Full code that reproduces this can be found here: https://github.com/PolyMeilex/smithay/commit/39c7066194bfe5c472464b5fae1de4ebabc365fc

Just run the smithay-drm-extras rendering example from this commit, and wait 5s for the process to auto exit, when exiting it will drop those types and cause segfault.

Drakulix commented 1 year ago

Oh interesting. Given that this happens in gbm_bo_destroy, this looks like it is a gbm.rs issue.

ids1024 commented 1 year ago
/** Destroy the gbm device and free all resources associated with it.
 *
 * Prior to calling this function all buffers and surfaces created with the
 * gbm device need to be destroyed.
 *
 * \param gbm The device created using gbm_create_device()   
 */
GBM_EXPORT void
gbm_device_destroy(struct gbm_device *gbm)

I guess to offer a safe API, gbm.rs needs to reference count the struct gbm_device.

ids1024 commented 1 year ago

Oh, I see it's already using WeakPtr. Using a Ptr there instead should fix this. Either that or some more complicated mechanism that would free all buffers and surfaces when the device is freed. (Probably better to stick to a strong reference, since weak isn't needed to break a reference cycle here.)

Drakulix commented 1 year ago

Having buffers keep devices open seems potentially very leaky to me.

Closing the device invalidates surfaces and buffers. So what we need to do is only conditionally call the destructor, if the device ptr is still valid.

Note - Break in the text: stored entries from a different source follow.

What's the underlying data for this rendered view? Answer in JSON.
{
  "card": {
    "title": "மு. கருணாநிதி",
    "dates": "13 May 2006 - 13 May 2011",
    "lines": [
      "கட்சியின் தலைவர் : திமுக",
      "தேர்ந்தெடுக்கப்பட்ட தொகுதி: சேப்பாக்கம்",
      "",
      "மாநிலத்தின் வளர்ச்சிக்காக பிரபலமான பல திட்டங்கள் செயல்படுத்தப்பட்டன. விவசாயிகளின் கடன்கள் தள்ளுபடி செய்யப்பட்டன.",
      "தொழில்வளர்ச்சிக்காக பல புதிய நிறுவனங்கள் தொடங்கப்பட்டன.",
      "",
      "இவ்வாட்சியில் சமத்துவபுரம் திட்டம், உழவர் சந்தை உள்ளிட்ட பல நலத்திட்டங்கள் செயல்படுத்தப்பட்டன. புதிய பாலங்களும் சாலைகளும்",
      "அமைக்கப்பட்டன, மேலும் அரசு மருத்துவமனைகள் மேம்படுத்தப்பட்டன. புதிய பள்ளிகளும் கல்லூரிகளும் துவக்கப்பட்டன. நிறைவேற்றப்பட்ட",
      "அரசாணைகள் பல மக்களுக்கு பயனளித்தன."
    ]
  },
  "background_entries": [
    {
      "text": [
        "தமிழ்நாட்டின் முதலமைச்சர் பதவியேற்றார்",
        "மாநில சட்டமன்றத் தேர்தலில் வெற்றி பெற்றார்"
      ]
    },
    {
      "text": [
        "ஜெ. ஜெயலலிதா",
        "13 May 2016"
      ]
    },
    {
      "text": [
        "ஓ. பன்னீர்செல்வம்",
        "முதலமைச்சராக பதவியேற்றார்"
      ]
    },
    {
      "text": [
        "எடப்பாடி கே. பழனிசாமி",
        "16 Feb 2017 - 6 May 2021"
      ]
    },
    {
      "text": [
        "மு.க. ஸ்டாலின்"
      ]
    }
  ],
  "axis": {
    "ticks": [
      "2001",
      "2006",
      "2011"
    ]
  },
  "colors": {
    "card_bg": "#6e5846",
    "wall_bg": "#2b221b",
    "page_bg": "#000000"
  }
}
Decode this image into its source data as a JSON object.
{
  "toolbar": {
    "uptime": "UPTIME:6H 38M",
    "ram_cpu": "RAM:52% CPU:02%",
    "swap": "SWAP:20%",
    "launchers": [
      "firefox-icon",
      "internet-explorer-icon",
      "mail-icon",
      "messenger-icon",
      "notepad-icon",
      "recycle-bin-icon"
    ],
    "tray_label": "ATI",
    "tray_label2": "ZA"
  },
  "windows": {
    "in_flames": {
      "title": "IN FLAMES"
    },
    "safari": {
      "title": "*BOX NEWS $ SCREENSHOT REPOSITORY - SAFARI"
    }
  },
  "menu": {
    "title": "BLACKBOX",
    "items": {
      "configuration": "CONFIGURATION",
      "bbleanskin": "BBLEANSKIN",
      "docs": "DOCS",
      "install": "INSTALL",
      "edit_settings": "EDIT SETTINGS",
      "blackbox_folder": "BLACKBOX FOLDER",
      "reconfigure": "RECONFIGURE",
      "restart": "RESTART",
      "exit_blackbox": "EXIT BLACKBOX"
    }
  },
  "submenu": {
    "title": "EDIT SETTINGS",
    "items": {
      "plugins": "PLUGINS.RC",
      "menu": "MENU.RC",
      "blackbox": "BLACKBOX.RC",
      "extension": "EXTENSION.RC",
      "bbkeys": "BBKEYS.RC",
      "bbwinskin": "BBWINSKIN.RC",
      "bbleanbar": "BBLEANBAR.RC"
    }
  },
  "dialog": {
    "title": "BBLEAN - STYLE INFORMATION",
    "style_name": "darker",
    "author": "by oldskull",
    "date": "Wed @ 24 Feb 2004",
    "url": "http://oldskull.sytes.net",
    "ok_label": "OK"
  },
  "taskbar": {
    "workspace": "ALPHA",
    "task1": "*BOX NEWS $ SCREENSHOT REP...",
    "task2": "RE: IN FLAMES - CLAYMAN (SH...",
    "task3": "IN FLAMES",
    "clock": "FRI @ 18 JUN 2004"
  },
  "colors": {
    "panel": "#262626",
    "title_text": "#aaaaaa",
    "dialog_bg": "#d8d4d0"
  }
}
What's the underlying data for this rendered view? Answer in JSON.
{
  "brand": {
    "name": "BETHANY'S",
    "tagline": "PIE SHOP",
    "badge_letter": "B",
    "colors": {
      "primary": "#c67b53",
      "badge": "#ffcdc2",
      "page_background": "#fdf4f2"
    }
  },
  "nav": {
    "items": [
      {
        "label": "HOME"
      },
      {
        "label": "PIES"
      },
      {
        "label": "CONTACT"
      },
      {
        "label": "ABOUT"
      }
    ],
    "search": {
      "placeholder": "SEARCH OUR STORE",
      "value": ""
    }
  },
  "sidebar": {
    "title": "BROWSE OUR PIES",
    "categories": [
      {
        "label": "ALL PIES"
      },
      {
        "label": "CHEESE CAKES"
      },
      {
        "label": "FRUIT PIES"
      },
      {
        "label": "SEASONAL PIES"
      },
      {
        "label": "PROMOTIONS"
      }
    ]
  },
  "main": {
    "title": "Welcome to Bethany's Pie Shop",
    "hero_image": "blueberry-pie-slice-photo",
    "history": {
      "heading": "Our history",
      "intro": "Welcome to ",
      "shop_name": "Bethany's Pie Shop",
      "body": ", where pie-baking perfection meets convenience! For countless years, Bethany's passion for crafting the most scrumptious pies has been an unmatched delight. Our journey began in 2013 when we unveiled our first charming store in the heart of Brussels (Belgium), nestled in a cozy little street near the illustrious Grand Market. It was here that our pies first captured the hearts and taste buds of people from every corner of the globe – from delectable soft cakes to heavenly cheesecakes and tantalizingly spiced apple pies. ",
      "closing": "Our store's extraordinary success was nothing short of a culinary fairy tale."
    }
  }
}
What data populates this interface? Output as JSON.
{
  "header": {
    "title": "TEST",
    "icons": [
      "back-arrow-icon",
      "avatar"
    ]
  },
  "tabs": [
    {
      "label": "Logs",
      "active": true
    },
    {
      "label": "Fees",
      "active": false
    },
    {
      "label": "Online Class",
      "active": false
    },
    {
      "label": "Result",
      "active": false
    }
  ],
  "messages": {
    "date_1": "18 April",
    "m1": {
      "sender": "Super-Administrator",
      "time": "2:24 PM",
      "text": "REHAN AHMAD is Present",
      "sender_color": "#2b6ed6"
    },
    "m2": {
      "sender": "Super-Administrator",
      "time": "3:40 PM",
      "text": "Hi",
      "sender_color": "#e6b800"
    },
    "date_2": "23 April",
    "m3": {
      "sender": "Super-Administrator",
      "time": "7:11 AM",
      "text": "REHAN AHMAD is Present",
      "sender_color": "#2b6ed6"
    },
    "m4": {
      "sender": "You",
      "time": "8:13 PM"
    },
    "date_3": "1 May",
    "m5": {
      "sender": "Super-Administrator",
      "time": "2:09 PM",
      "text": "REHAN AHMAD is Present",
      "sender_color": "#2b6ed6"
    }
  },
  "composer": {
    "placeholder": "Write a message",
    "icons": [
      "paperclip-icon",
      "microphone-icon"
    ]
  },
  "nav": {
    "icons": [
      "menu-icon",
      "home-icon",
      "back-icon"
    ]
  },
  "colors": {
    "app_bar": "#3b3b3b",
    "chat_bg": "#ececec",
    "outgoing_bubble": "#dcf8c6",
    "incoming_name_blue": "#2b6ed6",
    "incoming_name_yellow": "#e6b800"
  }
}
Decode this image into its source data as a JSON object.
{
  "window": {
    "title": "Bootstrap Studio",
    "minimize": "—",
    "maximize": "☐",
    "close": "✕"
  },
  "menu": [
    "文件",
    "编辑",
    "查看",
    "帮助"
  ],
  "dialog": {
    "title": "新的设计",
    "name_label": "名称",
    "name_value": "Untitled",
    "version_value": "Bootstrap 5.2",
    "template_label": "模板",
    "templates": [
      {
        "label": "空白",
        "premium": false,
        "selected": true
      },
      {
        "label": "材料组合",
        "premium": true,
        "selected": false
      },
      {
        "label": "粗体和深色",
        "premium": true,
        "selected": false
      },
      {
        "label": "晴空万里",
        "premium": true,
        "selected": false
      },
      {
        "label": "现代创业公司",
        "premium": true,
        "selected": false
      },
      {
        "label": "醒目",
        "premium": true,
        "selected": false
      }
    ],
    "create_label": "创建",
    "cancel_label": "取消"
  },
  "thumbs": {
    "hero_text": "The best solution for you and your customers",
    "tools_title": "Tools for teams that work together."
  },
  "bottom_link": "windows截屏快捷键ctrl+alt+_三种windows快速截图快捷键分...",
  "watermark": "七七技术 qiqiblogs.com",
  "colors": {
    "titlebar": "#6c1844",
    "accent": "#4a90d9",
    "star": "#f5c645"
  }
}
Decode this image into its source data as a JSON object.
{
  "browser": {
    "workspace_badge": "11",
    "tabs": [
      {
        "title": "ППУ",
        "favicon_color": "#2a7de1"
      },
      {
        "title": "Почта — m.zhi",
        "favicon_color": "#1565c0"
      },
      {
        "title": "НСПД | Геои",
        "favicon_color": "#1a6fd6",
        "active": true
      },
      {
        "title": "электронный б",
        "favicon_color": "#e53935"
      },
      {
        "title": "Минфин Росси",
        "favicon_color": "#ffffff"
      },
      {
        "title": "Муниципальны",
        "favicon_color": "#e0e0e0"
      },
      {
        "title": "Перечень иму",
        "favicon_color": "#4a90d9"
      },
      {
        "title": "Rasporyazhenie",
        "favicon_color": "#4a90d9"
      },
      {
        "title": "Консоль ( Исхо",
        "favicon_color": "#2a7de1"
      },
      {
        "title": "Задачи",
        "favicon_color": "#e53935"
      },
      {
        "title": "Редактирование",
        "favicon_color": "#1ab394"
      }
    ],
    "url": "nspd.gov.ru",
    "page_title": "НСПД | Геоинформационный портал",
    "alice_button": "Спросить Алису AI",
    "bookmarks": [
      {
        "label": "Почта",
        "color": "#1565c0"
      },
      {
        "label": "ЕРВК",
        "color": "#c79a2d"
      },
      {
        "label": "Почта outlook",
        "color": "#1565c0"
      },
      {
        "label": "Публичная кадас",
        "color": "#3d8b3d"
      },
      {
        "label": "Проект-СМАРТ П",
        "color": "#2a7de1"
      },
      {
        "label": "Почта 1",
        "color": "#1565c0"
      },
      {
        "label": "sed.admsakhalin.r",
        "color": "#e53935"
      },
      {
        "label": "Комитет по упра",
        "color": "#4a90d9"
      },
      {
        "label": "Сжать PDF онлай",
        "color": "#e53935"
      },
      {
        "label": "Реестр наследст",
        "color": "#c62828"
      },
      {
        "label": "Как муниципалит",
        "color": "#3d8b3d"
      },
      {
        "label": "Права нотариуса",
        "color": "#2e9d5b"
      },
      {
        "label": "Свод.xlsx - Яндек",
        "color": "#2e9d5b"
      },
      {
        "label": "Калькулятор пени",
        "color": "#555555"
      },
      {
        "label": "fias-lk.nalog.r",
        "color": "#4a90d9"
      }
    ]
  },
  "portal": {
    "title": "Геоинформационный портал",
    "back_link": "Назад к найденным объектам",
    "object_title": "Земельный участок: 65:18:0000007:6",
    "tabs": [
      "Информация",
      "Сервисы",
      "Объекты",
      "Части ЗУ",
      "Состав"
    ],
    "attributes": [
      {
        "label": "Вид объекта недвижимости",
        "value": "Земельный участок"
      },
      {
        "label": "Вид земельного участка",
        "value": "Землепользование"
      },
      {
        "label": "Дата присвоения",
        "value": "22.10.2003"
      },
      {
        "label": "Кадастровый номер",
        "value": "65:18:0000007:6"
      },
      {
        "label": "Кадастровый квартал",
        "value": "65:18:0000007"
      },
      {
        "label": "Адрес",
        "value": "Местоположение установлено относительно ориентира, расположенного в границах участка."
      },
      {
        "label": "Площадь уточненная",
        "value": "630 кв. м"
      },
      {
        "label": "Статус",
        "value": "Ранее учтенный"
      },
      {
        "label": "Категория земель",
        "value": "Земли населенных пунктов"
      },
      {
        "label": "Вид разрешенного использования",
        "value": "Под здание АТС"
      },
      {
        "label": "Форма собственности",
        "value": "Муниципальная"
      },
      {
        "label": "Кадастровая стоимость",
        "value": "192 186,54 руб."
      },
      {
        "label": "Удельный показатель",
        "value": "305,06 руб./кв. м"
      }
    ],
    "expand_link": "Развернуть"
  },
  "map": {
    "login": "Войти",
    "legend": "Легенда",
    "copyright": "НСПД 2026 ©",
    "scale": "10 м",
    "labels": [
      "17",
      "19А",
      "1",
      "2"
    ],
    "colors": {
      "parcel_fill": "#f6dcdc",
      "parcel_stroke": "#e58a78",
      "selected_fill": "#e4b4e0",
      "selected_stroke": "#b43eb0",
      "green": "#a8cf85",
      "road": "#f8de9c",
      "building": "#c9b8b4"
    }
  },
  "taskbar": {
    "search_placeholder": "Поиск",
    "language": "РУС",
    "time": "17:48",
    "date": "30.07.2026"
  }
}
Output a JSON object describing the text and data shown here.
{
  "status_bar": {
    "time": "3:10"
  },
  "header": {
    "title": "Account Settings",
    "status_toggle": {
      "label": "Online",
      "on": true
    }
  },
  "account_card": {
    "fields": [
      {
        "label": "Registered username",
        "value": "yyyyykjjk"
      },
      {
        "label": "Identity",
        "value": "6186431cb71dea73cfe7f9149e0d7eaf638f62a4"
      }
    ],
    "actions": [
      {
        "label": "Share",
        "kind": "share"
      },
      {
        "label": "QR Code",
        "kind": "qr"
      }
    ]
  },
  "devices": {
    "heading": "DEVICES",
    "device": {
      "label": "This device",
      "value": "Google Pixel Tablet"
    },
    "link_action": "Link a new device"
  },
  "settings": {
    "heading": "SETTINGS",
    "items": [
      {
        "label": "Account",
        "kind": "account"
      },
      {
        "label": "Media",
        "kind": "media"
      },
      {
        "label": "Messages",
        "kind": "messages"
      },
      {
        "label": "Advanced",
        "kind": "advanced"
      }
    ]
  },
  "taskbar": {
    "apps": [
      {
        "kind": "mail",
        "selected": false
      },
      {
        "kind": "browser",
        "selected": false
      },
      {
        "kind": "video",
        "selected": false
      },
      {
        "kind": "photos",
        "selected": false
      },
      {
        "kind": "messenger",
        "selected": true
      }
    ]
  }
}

ids1024 commented 1 year ago

The documentation for gbm_device_destroy says "Prior to calling this function all buffers and surfaces created with the gbm device need to be destroyed."

Taken literally, simply not running the buffer and surface destructors wouldn't be valid. Though I don't know how it's implemented. I'd expect that may at least leak resources.

Drakulix commented 1 year ago

The documentation for gbm_device_destroy says "Prior to calling this function all buffers and surfaces created with the gbm device need to be destroyed."

Oh no. I wonder if we should then instead track the buffers and surfaces in the device struct (just by tracking the raw pointers and destroying still registered ones on drop). Then surfaces and buffers could still have Weak references to the device and use those to remove their respective pointers from the lists of surfaces and buffers on drop, if the weak reference is still valid.

ids1024 commented 1 year ago

Yeah, storing Mutex<Vec<_>>s of the surfaces and buffers in the Device could also handle this. Fixing the issue while maintaining the current API and its (intended) behavior.

Personally my inclination for APIs like this is to have a strong reference. As long as there's no reference cycle nothing is leaked if the application doesn't leak anything, and the API is easier to use that way. It seems intuitive enough that the device is kept open as long as any buffers or surfaces using it exist.

But either would fix this.

Drakulix commented 1 year ago

The problem for me is that unintentionally leaving the device open for gbm can cause higher resource usage, e.g. higher power states of the gpu, and block unloading kernel modules. Compositors wishing the free a device should be able to do so easily and buffers might be cached at multiple levels, so cleaning up every reference might be hard, while handling invalid buffers might be much easier.

ids1024 commented 1 year ago

Ah, I wasn't thinking of that. Yeah, it could make sense for gbm, if it isn't easy to ensure the surfaces and buffers are freed when the compositor wants to free the device.

Drakulix commented 6 days ago

Given all these types are contained in a DrmCompositor now for most compositors (and certainly for cosmic-comp, which also implements the whole device power down infrastructure now), I'd say strong references are not as bad as I initially expected.

@ids1024 If you ever find the time to update https://github.com/Smithay/gbm.rs/pull/25 and remove the Draft state, we can do a strong counted 0.17 release for gbm.rs. (And then carefully update smithay and cosmic-comp.)